I recently had the terrifying experience of being a guest on Comedy Central's "The Colbert Report." I put stage fright aside because Stephen Colbert, one of the sharpest wits in comedy, was dealing with a serious issue -- attempts in Wisconsin, Ohio and elsewhere to strip public workers of any input or voice in what they do, how they do it and what they earn.
Colbert unmasked the absurdity of these efforts with questions such as "Why should union members get something good because they organized and fought for it, if other people don't have it?"
"I know that a rising tide raises all boats," he continued. "But when the tide goes out, I want to make sure I drag you down with me. Shouldn't everybody live a [terrible] life?"
Unions provide working people -- from teachers to steelworkers, nurses, janitors and firefighters -- with a vehicle to raise their standard of living and to press for the conditions they need to do their jobs well. Even though public employees didn't cause state fiscal crises, Wisconsin Gov. Scott Walker and some other elected officials claim unconvincingly that they need to eliminate collective bargaining in order to "gain flexibility" and "repair budgets." But Americans aren't buying it, and polling shows that, two to one, the public opposes efforts to strip public workers of collective bargaining rights. Yet Walker has consistently rejected all offers to work with Wisconsin's public employee unions, which already have agreed to substantial cuts in their pensions and health benefits -- cuts that will hurt their families.
Collective bargaining is a vehicle to improve services -- whether in education or other areas -- and it would hurt both workers and those they serve if that important right was lost.
For example, I recently proposed a way to strengthen teaching, by aligning comprehensive teacher evaluations with systems of due process. The proposal lays out a fair and expedient process to identify, improve and -- if necessary -- remove ineffective teachers.
It starts with rigorous evaluations -- the kind that many AFT unions are negotiating with their school district counterparts through the collective bargaining process. The next step is a time-limited, but real, improvement and support plan for teachers who need help -- also developed and implemented through labor-management cooperation. The final step is a hearing or adjudication process. All of this ensures that, within a finite period of time, teachers will be evaluated regularly based on agreed-upon standards of what they should know and be able to do, will receive help if they fall short of those standards, and will be removed from the classroom fairly and efficiently if they simply aren't cutting it.
We have begun working with administrators and others to fine-tune this proposal, with the goal of implementing it in schools and school districts quickly. And the best way to do this will be through the collective bargaining process, with frontline educators and school administrators sharing responsibility for this important undertaking.
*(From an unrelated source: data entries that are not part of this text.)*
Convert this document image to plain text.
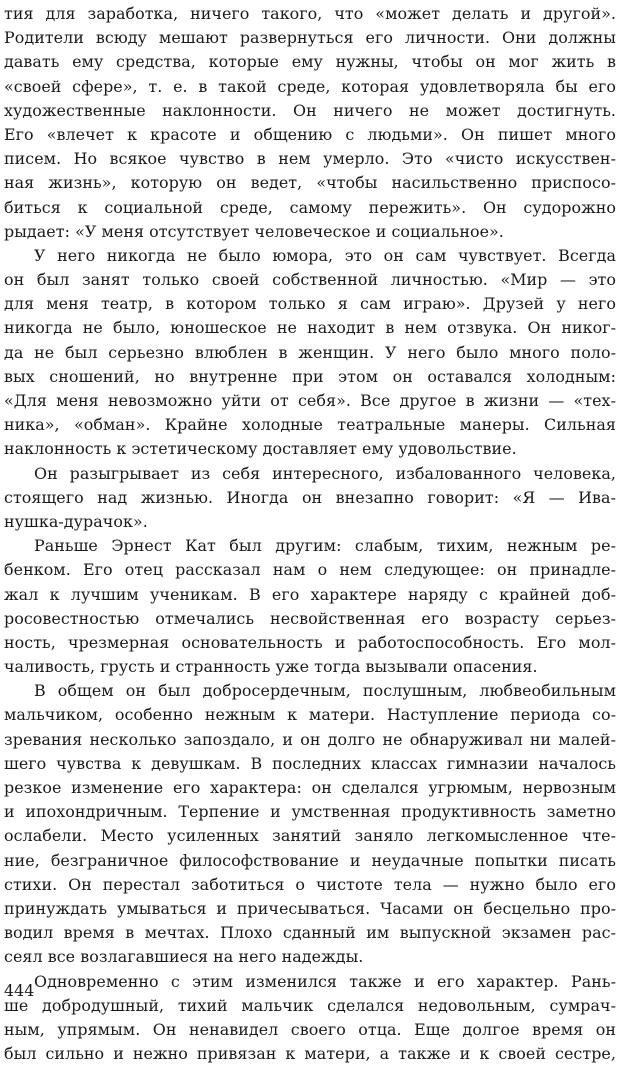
тия для заработка, ничего такого, что «может делать и другой».
Родители всюду мешают развернуться его личности. Они должны
давать ему средства, которые ему нужны, чтобы он мог жить в
«своей сфере», т. е. в такой среде, которая удовлетворяла бы его
художественные наклонности. Он ничего не может достигнуть.
Его «влечет к красоте и общению с людьми». Он пишет много
писем. Но всякое чувство в нем умерло. Это «чисто искусствен-
ная жизнь», которую он ведет, «чтобы насильственно приспосо-
биться к социальной среде, самому пережить». Он судорожно
рыдает: «У меня отсутствует человеческое и социальное».
У него никогда не было юмора, это он сам чувствует. Всегда
он был занят только своей собственной личностью. «Мир — это
для меня театр, в котором только я сам играю». Друзей у него
никогда не было, юношеское не находит в нем отзвука. Он никог-
да не был серьезно влюблен в женщин. У него было много поло-
вых сношений, но внутренне при этом он оставался холодным:
«Для меня невозможно уйти от себя». Все другое в жизни — «тех-
ника», «обман». Крайне холодные театральные манеры. Сильная
наклонность к эстетическому доставляет ему удовольствие.
Он разыгрывает из себя интересного, избалованного человека,
стоящего над жизнью. Иногда он внезапно говорит: «Я — Ива-
нушка-дурачок».
Раньше Эрнест Кат был другим: слабым, тихим, нежным ре-
бенком. Его отец рассказал нам о нем следующее: он принадле-
жал к лучшим ученикам. В его характере наряду с крайней доб-
росовестностью отмечались несвойственная его возрасту серьез-
ность, чрезмерная основательность и работоспособность. Его мол-
чаливость, грусть и странность уже тогда вызывали опасения.
В общем он был добросердечным, послушным, любвеобильным
мальчиком, особенно нежным к матери. Наступление периода со-
зревания несколько запоздало, и он долго не обнаруживал ни малей-
шего чувства к девушкам. В последних классах гимназии началось
резкое изменение его характера: он сделался угрюмым, нервозным
и ипохондричным. Терпение и умственная продуктивность заметно
ослабели. Место усиленных занятий заняло легкомысленное чте-
ние, безграничное философствование и неудачные попытки писать
стихи. Он перестал заботиться о чистоте тела — нужно было его
принуждать умываться и причесываться. Часами он бесцельно про-
водил время в мечтах. Плохо сданный им выпускной экзамен рас-
сеял все возлагавшиеся на него надежды.
Одновременно с этим изменился также и его характер. Рань-
ше добродушный, тихий мальчик сделался недовольным, сумрач-
ным, упрямым. Он ненавидел своего отца. Еще долгое время он
был сильно и нежно привязан к матери, а также и к своей сестре,
444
This is but one example of the improvements that have come about in our schools by giving classroom educators a voice, and a vehicle through which to strengthen teaching and learning. From adapting the school day or year to allow for more instructional time, to maintaining reasonable class size to maximize that time, to securing wraparound services that ensure students' basic needs are met -- teachers and their unions are using the collective bargaining process in ways that help kids, boost the teaching profession and promote the public good.
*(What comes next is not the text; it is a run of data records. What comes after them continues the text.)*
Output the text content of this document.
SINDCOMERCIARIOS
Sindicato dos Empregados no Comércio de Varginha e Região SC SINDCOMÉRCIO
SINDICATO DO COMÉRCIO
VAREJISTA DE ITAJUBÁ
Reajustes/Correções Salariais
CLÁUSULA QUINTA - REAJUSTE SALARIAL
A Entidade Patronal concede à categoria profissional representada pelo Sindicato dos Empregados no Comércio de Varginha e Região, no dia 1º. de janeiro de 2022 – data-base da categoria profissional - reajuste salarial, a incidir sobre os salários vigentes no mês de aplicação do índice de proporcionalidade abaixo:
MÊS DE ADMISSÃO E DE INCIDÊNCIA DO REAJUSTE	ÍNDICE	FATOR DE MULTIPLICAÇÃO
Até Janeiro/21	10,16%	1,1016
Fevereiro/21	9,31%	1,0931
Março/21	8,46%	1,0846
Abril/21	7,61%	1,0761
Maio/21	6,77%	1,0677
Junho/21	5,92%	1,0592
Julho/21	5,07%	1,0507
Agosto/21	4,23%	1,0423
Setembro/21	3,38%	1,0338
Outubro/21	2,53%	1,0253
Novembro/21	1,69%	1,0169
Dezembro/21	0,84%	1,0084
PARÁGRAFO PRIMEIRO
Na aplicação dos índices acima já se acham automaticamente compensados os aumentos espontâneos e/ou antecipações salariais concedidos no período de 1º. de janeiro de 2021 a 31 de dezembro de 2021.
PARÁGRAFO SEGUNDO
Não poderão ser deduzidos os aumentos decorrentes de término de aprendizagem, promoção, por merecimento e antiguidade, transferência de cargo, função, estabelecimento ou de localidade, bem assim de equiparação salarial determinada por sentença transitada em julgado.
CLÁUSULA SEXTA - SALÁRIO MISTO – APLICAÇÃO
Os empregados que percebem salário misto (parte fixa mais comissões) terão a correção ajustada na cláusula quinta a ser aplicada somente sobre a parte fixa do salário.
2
In the end, it's a question of what kind of country we want. Do we want a country in which individuals are powerless, and hard-working people are denied the ability to earn decent wages and benefits? Americans resoundingly say "no." Yet attacks on workers, their unions and their rights continue to spread. Unlike a Colbert monologue, denying the ability of working people to improve services and secure a better life is no laughing matter.